Thanks for the suggestion. Sending it over to the docs team. ----- Original message -----
Hmm. the numbers you are seeing are indeed low, with sufficient buffer sizes I could get up to the 20k message/sec range with syslog-ng...
It's better now, having adjusted the buffer sizes way up. I'd like to recommend a change to the documenation. In section 7:
http://www.balabit.com/sites/default/files/documents/syslog-ng-admin-guide_e...
The issue of buffer size is addressed like this:
"This section provides tips on optimizing the performance of syslog-ng. Optimizing the performance is important for syslog-ng hosts that handle large traffic... When receiving lots of messages using the UDP protocol, increase the size of the UDP receive buffer on the syslog-ng hosts."

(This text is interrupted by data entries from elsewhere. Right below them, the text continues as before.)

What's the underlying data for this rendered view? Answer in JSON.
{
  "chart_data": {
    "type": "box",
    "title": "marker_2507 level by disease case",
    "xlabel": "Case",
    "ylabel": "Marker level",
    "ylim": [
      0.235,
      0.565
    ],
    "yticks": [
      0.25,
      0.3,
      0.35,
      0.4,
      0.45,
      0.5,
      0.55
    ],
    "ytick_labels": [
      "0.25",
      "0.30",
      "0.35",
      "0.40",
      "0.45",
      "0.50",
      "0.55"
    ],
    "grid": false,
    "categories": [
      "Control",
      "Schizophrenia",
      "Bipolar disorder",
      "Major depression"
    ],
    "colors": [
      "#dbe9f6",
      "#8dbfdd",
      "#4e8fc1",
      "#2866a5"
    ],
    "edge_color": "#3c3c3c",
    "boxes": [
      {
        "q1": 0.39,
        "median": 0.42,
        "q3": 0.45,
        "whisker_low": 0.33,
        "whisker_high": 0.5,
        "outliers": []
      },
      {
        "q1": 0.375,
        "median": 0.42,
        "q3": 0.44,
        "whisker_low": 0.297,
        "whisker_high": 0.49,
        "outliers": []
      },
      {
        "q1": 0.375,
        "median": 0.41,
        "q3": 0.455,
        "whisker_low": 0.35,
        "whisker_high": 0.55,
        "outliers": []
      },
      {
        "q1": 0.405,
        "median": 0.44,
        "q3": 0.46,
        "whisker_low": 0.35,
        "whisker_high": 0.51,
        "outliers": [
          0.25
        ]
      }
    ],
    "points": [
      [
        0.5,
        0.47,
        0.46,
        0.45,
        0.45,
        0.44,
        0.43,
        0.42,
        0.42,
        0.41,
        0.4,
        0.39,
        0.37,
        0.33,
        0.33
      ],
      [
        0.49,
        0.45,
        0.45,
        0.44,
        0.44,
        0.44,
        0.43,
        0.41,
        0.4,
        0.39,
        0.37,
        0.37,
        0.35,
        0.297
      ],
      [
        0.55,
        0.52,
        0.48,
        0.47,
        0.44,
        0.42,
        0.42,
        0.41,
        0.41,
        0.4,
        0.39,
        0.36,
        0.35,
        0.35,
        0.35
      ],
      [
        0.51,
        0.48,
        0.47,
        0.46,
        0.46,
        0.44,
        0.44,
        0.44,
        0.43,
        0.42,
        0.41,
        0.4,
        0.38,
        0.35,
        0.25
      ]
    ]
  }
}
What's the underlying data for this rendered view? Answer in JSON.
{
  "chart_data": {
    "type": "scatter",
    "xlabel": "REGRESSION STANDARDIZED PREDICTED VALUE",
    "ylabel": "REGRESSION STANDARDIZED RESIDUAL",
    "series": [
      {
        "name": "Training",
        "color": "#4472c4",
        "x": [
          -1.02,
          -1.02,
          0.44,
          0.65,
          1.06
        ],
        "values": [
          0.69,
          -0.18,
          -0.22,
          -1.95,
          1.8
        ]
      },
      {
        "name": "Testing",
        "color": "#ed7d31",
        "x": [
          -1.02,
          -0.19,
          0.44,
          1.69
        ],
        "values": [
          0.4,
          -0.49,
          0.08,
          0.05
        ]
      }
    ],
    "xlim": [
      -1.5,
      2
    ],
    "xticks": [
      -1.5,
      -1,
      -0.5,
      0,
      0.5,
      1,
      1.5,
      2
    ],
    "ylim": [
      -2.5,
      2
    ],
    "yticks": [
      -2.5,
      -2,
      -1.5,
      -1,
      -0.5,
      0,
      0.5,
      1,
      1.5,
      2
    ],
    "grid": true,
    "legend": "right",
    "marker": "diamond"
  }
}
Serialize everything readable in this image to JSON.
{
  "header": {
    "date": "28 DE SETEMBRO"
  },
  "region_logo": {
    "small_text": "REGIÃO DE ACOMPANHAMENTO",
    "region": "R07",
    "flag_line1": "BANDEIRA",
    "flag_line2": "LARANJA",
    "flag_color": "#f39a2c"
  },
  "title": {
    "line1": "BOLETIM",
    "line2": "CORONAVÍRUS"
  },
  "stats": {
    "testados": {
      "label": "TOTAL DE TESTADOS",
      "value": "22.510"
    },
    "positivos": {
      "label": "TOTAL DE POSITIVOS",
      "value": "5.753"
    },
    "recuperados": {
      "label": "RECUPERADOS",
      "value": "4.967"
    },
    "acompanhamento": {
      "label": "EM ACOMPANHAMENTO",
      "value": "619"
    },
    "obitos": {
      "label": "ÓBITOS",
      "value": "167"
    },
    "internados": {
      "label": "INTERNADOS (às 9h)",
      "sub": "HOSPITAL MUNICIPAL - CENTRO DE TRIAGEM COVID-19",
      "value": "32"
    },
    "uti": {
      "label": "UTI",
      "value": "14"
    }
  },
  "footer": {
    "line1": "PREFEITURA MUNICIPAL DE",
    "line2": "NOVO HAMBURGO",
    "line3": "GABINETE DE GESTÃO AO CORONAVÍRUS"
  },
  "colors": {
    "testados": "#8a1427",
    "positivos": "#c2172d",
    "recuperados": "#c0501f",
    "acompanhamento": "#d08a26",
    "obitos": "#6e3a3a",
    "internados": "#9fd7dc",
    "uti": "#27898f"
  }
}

I would suggest that with the default Linux kernel values for UDP receive buffer size, adjusting the UDP receive buffer size is necessary to get performance above "crappy". That is, this isn't just a necessity for "high volume" sites; it should probably be a recommended practice for anyone planning on accepting UDP syslog messages on a Linux host. Making this more prominent in the documentation might save a lot of people from the rude surprise that comes with the default buffer sizes.
Things are running much better now having made these changes. I'm going to write up the performance test I did in a little more detail and stick it online somewhere, hopefully saving someone else a little bit of time in the future.